Are my medical bills paid by GWL? 
No, SIP Regulation 3.8 says: “Expenses incurred by the member in obtaining medical certificates or other requested information under this regulation shall be borne by the member….” The only exception is when a member is required to submit to an independent medical examination (IME) by medical professionals selected by the plan administrator
(Regulation 3.4).

 

You have my claim, how long do I wait for a decision?  What is the LTD claim process?
If they have the necessary information, GWL often turns around a decision within a few weeks.  However, it is not unusual for GWL to require further medical information or a clarification on the medical information submitted as part of the application.  If this is the case, members are notified by GWL.  It is likely GWL will telephone a member for an interview prior to the decision.

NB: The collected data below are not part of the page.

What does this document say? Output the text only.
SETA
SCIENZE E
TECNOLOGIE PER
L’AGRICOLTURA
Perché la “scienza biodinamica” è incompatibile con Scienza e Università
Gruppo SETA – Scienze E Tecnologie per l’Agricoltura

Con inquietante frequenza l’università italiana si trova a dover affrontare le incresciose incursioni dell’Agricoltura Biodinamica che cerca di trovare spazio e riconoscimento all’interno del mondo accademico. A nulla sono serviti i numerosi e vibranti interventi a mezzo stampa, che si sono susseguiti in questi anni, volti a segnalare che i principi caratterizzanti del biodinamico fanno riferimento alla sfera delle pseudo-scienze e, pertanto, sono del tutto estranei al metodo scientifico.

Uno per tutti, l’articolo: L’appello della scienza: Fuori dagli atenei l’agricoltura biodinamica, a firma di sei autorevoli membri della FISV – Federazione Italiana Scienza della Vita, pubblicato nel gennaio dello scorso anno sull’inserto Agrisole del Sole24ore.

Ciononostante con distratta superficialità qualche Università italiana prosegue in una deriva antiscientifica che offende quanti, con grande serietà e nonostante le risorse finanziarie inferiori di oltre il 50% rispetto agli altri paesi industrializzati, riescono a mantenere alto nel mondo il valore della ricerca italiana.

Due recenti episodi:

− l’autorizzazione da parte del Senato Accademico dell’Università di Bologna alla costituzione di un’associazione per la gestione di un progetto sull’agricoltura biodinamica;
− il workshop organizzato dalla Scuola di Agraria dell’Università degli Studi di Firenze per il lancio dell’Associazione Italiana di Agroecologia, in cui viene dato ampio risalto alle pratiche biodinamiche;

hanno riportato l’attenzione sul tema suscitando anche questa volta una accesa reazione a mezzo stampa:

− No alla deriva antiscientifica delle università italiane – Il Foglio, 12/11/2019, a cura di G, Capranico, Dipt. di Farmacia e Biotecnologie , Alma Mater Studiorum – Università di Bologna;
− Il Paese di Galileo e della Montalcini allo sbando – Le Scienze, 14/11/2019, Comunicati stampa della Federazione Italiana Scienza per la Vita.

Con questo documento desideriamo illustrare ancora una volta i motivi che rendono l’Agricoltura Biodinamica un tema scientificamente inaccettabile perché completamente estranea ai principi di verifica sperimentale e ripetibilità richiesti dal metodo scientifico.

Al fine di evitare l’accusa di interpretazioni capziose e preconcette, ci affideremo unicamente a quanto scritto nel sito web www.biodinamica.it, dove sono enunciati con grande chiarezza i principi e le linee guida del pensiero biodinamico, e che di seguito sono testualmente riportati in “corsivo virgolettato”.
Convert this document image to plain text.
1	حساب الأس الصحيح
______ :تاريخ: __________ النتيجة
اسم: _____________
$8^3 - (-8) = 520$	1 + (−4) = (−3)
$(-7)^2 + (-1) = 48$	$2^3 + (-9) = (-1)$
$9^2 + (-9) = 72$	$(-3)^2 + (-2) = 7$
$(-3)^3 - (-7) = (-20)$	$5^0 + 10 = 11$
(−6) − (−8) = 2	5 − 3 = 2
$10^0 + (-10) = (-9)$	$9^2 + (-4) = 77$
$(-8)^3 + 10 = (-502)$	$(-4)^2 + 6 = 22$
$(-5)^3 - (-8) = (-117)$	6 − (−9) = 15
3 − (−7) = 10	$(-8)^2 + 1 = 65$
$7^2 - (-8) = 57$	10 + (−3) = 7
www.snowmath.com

Once a decision has been reached the member is contacted by telephone with a follow-up letter.

 

Why does GWL ask for additional medical and other information?
SIP Regulation 3.7 indicates that: “A member in receipt of benefits for more than three months will be required to provide supporting medical evidence indicating that he/she is receiving ongoing care and treatment by a licensed specialist physician for that disability, or a registered psychologist as directed by a licensed physician except where the plan administrator is aware that the disability is terminal.” 
All regulations are passed at BCTF Annual General Meetings by a 75% majority of the delegates.  Great-West Life must adjudicate and manage the claims according to the regulations they have been given.

 

What happens to my extended health benefits and am I covered?
While on LTD benefits a member’s continued involvement in their district’s extended health benefits plan (EHB) will depend on the language in their Collective Agreement. Many plans require members to pay both the employee and employer’s share of contributions to remain on their EHB plan while on LTD. It is important to check with your local union office to ensure you maintain coverage while on LTD.